Identification of residues lining the anthrax protective antigen channel.

In its activated 63 kDa form, the protective antigen (PA) component of anthrax toxin forms a heptameric prepore, which converts to a pore (channel) in endosomal membranes at low pH and mediates translocation of the toxin's enzymic moieties to the cytosol. It has been proposed that the prepore-to-pore conversion involves a conformational rearrangement of a disordered amphipathic loop (D2L2; residues 302-325), in which loops from the 7 protomers combine to form a transmembrane 14-stranded beta barrel. To test this model, we generated Cys substitutions in 24 consecutive residues of the D2L2 loop, formed channels in artificial bilayers with each mutant, and examined changes in channel conductance after adding the thiol-reactive, bilayer-impermeant reagent methanethiosulfonate ethyltrimethylammonium (MTS-ET) to the trans compartment.
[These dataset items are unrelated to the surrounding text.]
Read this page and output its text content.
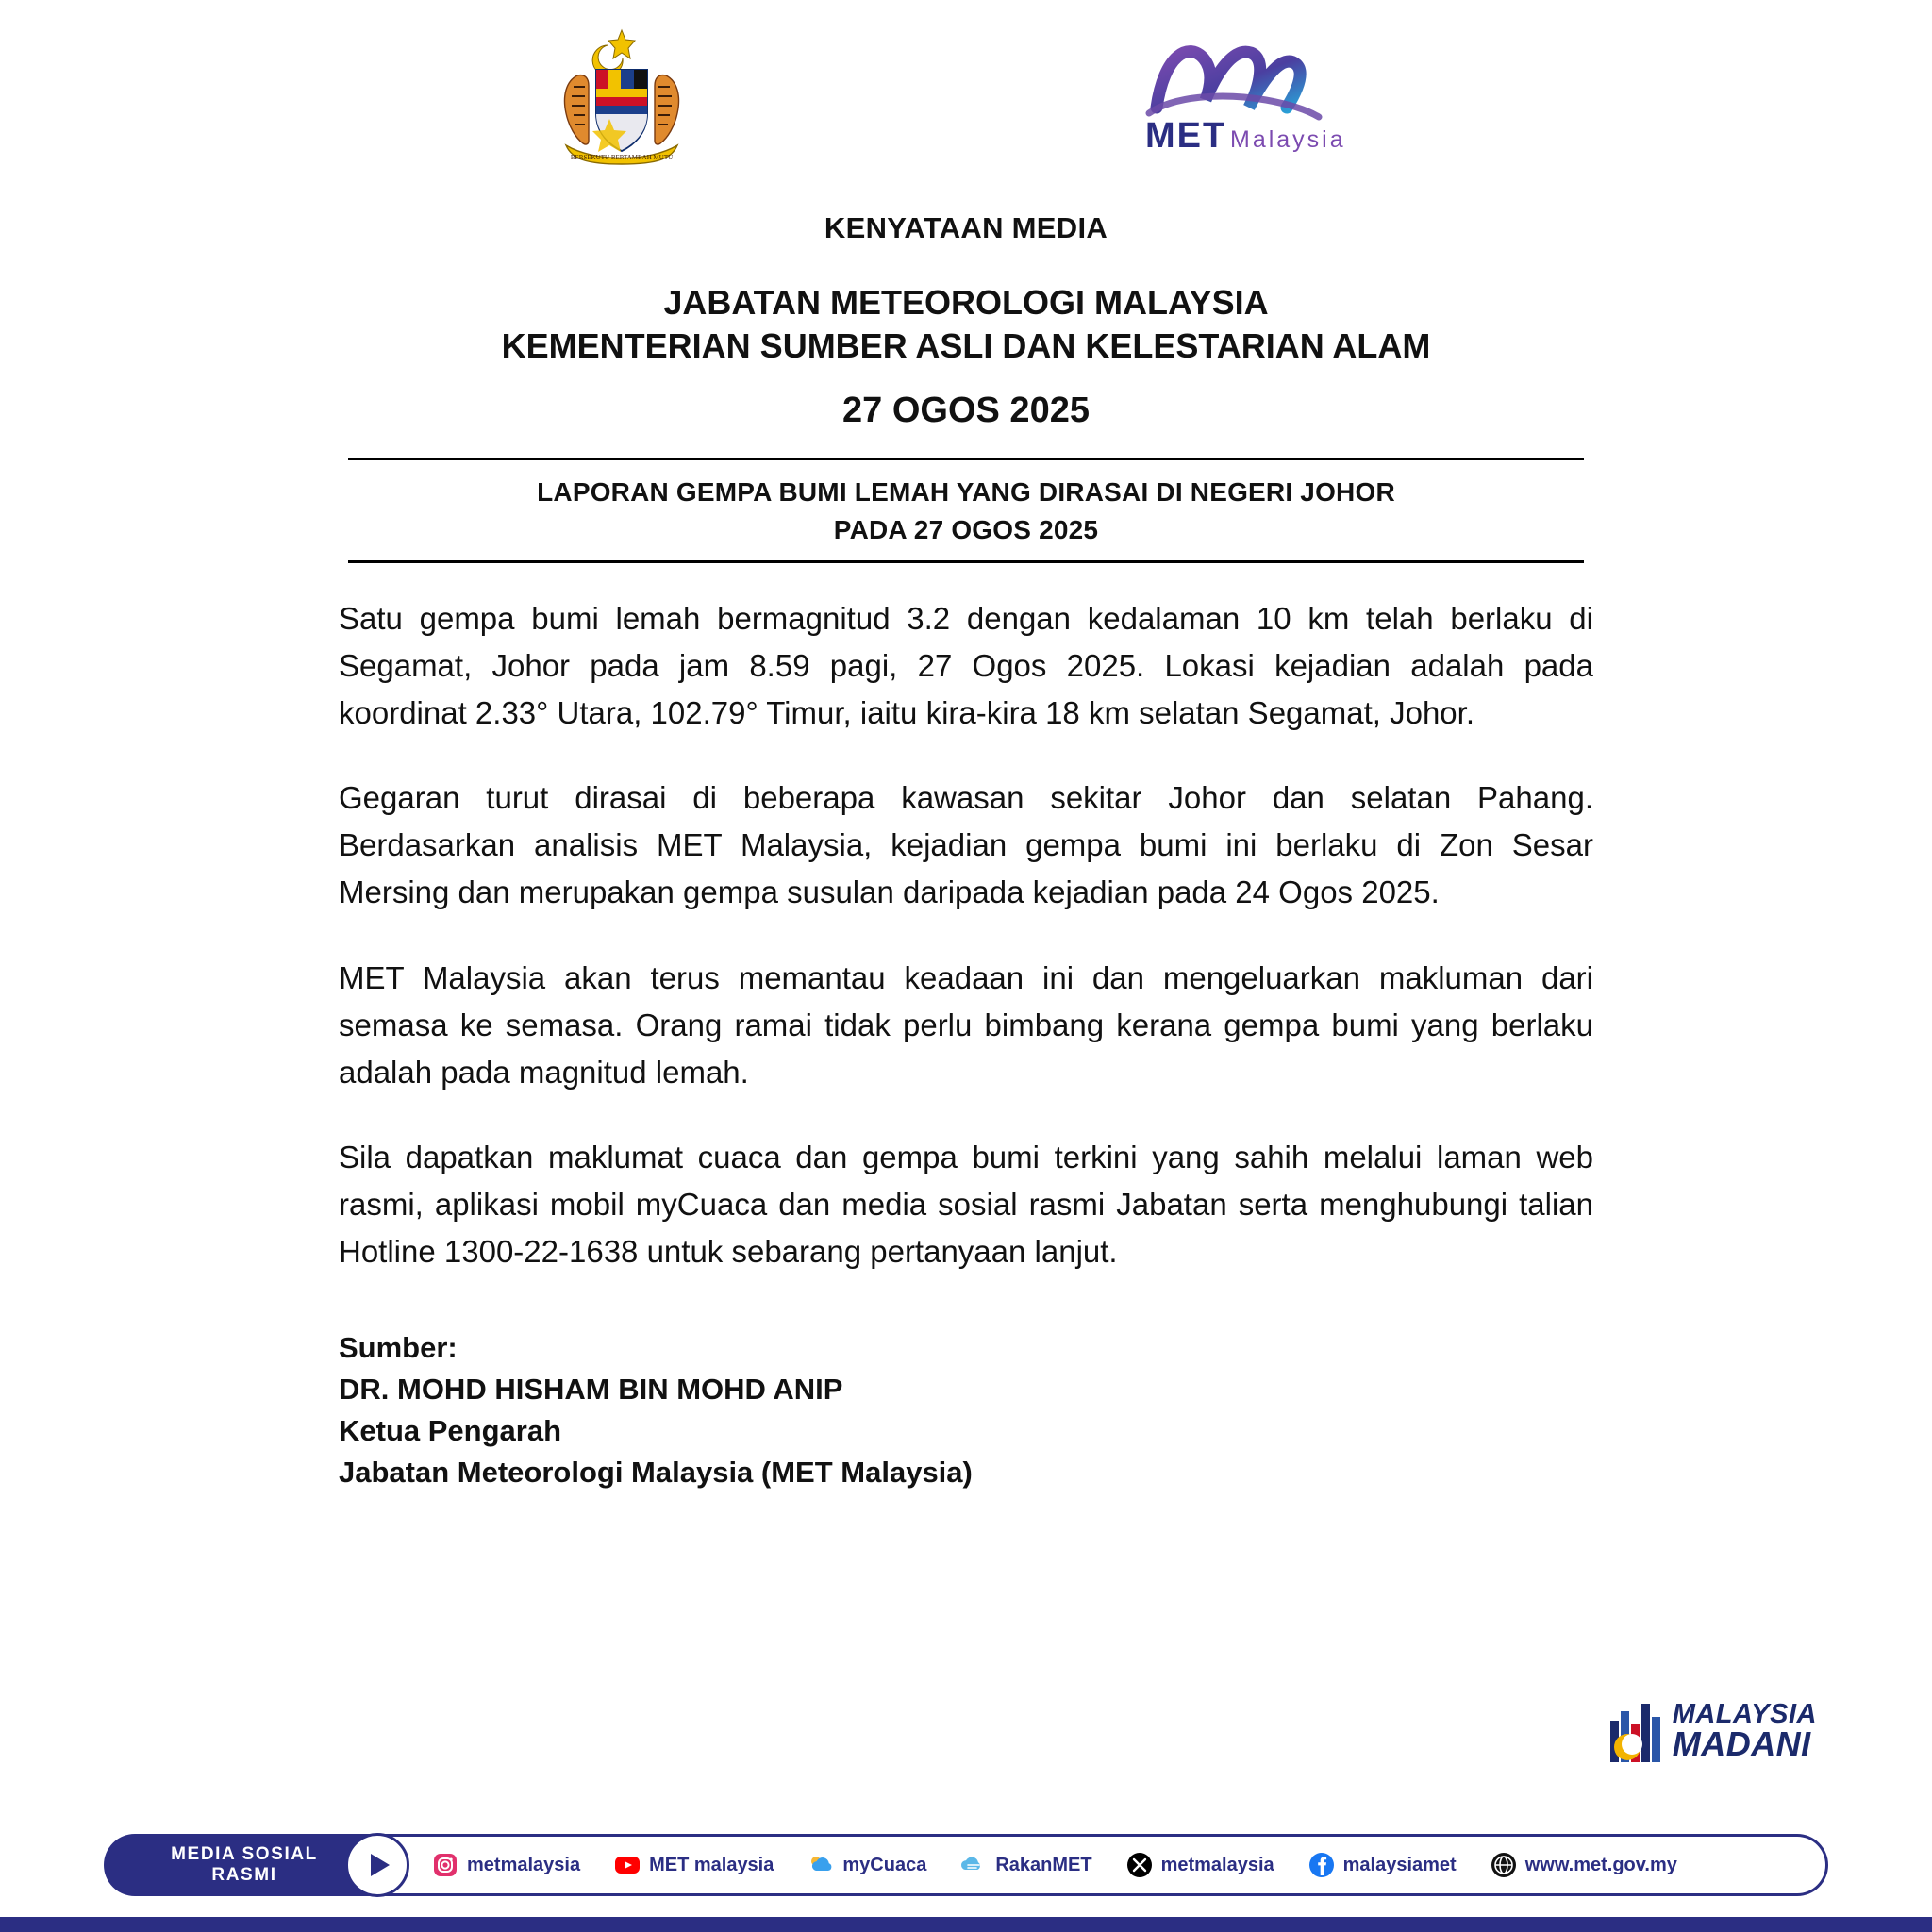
BERSEKUTU BERTAMBAH MUTU
MET Malaysia
KENYATAAN MEDIA
JABATAN METEOROLOGI MALAYSIA
KEMENTERIAN SUMBER ASLI DAN KELESTARIAN ALAM
27 OGOS 2025
LAPORAN GEMPA BUMI LEMAH YANG DIRASAI DI NEGERI JOHOR
PADA 27 OGOS 2025

Satu gempa bumi lemah bermagnitud 3.2 dengan kedalaman 10 km telah berlaku di Segamat, Johor pada jam 8.59 pagi, 27 Ogos 2025. Lokasi kejadian adalah pada koordinat 2.33° Utara, 102.79° Timur, iaitu kira-kira 18 km selatan Segamat, Johor.

Gegaran turut dirasai di beberapa kawasan sekitar Johor dan selatan Pahang. Berdasarkan analisis MET Malaysia, kejadian gempa bumi ini berlaku di Zon Sesar Mersing dan merupakan gempa susulan daripada kejadian pada 24 Ogos 2025.

MET Malaysia akan terus memantau keadaan ini dan mengeluarkan makluman dari semasa ke semasa. Orang ramai tidak perlu bimbang kerana gempa bumi yang berlaku adalah pada magnitud lemah.

Sila dapatkan maklumat cuaca dan gempa bumi terkini yang sahih melalui laman web rasmi, aplikasi mobil myCuaca dan media sosial rasmi Jabatan serta menghubungi talian Hotline 1300-22-1638 untuk sebarang pertanyaan lanjut.

Sumber:
DR. MOHD HISHAM BIN MOHD ANIP
Ketua Pengarah
Jabatan Meteorologi Malaysia (MET Malaysia)
MALAYSIA
MADANI
MEDIA SOSIAL
RASMI	metmalaysia	MET malaysia	myCuaca	RakanMET	metmalaysia	malaysiamet	www.met.gov.my
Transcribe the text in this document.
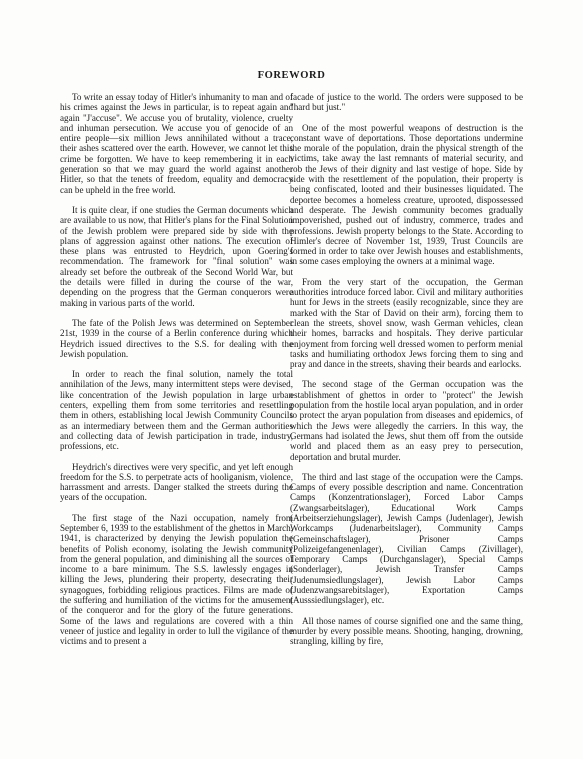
FOREWORD

To write an essay today of Hitler's inhumanity to man and of his crimes against the Jews in particular, is to repeat again and again "J'accuse". We accuse you of brutality, violence, cruelty and inhuman persecution. We accuse you of genocide of an entire people—six million Jews annihilated without a trace, their ashes scattered over the earth. However, we cannot let this crime be forgotten. We have to keep remembering it in each generation so that we may guard the world against another Hitler, so that the tenets of freedom, equality and democracy can be upheld in the free world.

It is quite clear, if one studies the German documents which are available to us now, that Hitler's plans for the Final Solution of the Jewish problem were prepared side by side with the plans of aggression against other nations. The execution of these plans was entrusted to Heydrich, upon Goering's recommendation. The framework for "final solution" was already set before the outbreak of the Second World War, but the details were filled in during the course of the war, depending on the progress that the German conquerors were making in various parts of the world.

The fate of the Polish Jews was determined on September 21st, 1939 in the course of a Berlin conference during which Heydrich issued directives to the S.S. for dealing with the Jewish population.

In order to reach the final solution, namely the total annihilation of the Jews, many intermittent steps were devised, like concentration of the Jewish population in large urban centers, expelling them from some territories and resettling them in others, establishing local Jewish Community Councils as an intermediary between them and the German authorities and collecting data of Jewish participation in trade, industry, professions, etc.

Heydrich's directives were very specific, and yet left enough freedom for the S.S. to perpetrate acts of hooliganism, violence, harrassment and arrests. Danger stalked the streets during the years of the occupation.

The first stage of the Nazi occupation, namely from September 6, 1939 to the establishment of the ghettos in March, 1941, is characterized by denying the Jewish population the benefits of Polish economy, isolating the Jewish community from the general population, and diminishing all the sources of income to a bare minimum. The S.S. lawlessly engages in killing the Jews, plundering their property, desecrating their synagogues, forbidding religious practices. Films are made of the suffering and humiliation of the victims for the amusement of the conqueror and for the glory of the future generations. Some of the laws and regulations are covered with a thin veneer of justice and legality in order to lull the vigilance of the victims and to present a

facade of justice to the world. The orders were supposed to be "hard but just."

One of the most powerful weapons of destruction is the constant wave of deportations. Those deportations undermine the morale of the population, drain the physical strength of the victims, take away the last remnants of material security, and rob the Jews of their dignity and last vestige of hope. Side by side with the resettlement of the population, their property is being confiscated, looted and their businesses liquidated. The deportee becomes a homeless creature, uprooted, dispossessed and desperate. The Jewish community becomes gradually impoverished, pushed out of industry, commerce, trades and professions. Jewish property belongs to the State. According to Himler's decree of November 1st, 1939, Trust Councils are formed in order to take over Jewish houses and establishments, in some cases employing the owners at a minimal wage.

From the very start of the occupation, the German authorities introduce forced labor. Civil and military authorities hunt for Jews in the streets (easily recognizable, since they are marked with the Star of David on their arm), forcing them to clean the streets, shovel snow, wash German vehicles, clean their homes, barracks and hospitals. They derive particular enjoyment from forcing well dressed women to perform menial tasks and humiliating orthodox Jews forcing them to sing and pray and dance in the streets, shaving their beards and earlocks.

The second stage of the German occupation was the establishment of ghettos in order to "protect" the Jewish population from the hostile local aryan population, and in order to protect the aryan population from diseases and epidemics, of which the Jews were allegedly the carriers. In this way, the Germans had isolated the Jews, shut them off from the outside world and placed them as an easy prey to persecution, deportation and brutal murder.

The third and last stage of the occupation were the Camps. Camps of every possible description and name. Concentration Camps (Konzentrationslager), Forced Labor Camps (Zwangsarbeitslager), Educational Work Camps (Arbeitserziehungslager), Jewish Camps (Judenlager), Jewish Workcamps (Judenarbeitslager), Community Camps (Gemeinschaftslager), Prisoner Camps (Polizeigefangenenlager), Civilian Camps (Zivillager), Temporary Camps (Durchganslager), Special Camps (Sonderlager), Jewish Transfer Camps (Judenumsiedlungslager), Jewish Labor Camps (Judenzwangsarebitslager), Exportation Camps (Ausssiedlungslager), etc.

All those names of course signified one and the same thing, murder by every possible means. Shooting, hanging, drowning, strangling, killing by fire,
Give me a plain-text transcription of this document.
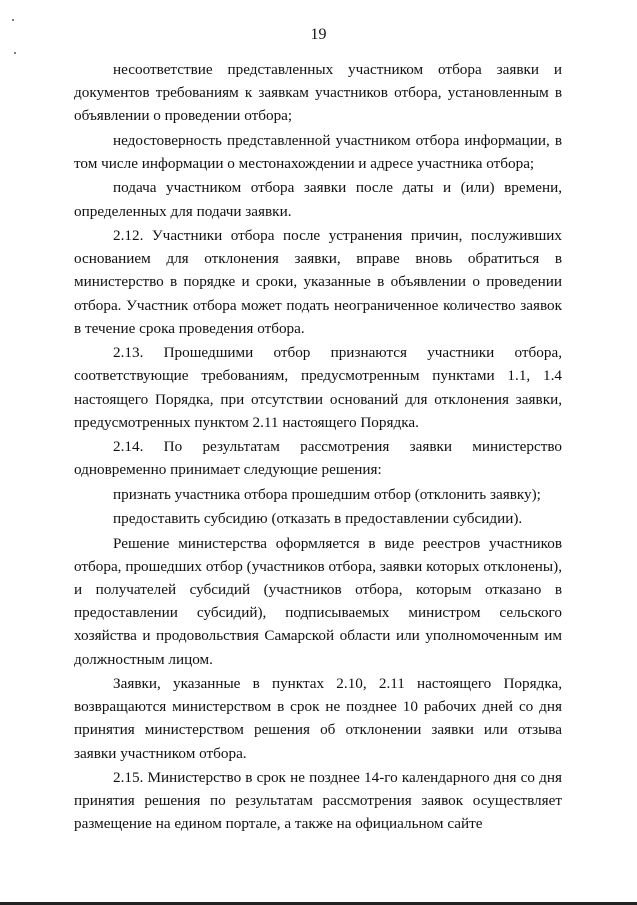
19

несоответствие представленных участником отбора заявки и документов требованиям к заявкам участников отбора, установленным в объявлении о проведении отбора;

недостоверность представленной участником отбора информации, в том числе информации о местонахождении и адресе участника отбора;

подача участником отбора заявки после даты и (или) времени, определенных для подачи заявки.

2.12. Участники отбора после устранения причин, послуживших основанием для отклонения заявки, вправе вновь обратиться в министерство в порядке и сроки, указанные в объявлении о проведении отбора. Участник отбора может подать неограниченное количество заявок в течение срока проведения отбора.

2.13. Прошедшими отбор признаются участники отбора, соответствующие требованиям, предусмотренным пунктами 1.1, 1.4 настоящего Порядка, при отсутствии оснований для отклонения заявки, предусмотренных пунктом 2.11 настоящего Порядка.

2.14. По результатам рассмотрения заявки министерство одновременно принимает следующие решения:

признать участника отбора прошедшим отбор (отклонить заявку);

предоставить субсидию (отказать в предоставлении субсидии).

Решение министерства оформляется в виде реестров участников отбора, прошедших отбор (участников отбора, заявки которых отклонены), и получателей субсидий (участников отбора, которым отказано в предоставлении субсидий), подписываемых министром сельского хозяйства и продовольствия Самарской области или уполномоченным им должностным лицом.

Заявки, указанные в пунктах 2.10, 2.11 настоящего Порядка, возвращаются министерством в срок не позднее 10 рабочих дней со дня принятия министерством решения об отклонении заявки или отзыва заявки участником отбора.

2.15. Министерство в срок не позднее 14-го календарного дня со дня принятия решения по результатам рассмотрения заявок осуществляет размещение на едином портале, а также на официальном сайте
The rationale for these experiments is that reaction of MTS-ET with a Cys residue adds a positively charged group and therefore would likely reduce channel conductance if the residue were in the ion-conducting pathway. We found alternating reduction and absence of reduction of conductance in consecutive residues over two stretches (residues 302-311 and 316-325). This pattern is consistent with alternating polar and apolar residues of the two stretches projecting into the pore lumen and into the bilayer, respectively. Residues connecting these two stretches (residues 312-315) were responsive to MTS-ET, consistent with their being in a turn region. Single channels formed by selected mutants (H304C and N306C) showed multiple conductance step changes in response to MTS-ET, consistent with an oligomeric pore. We also found that the binding site for the channel-blocking tetraalkylammonium ions is located cis relative to the inserted D2L2 loops. These findings constitute strong evidence in favor of the model of conversion of the prepore to a 14-stranded beta barrel pore and solidify the foundation for studies to understand the mechanism of translocation by anthrax toxin.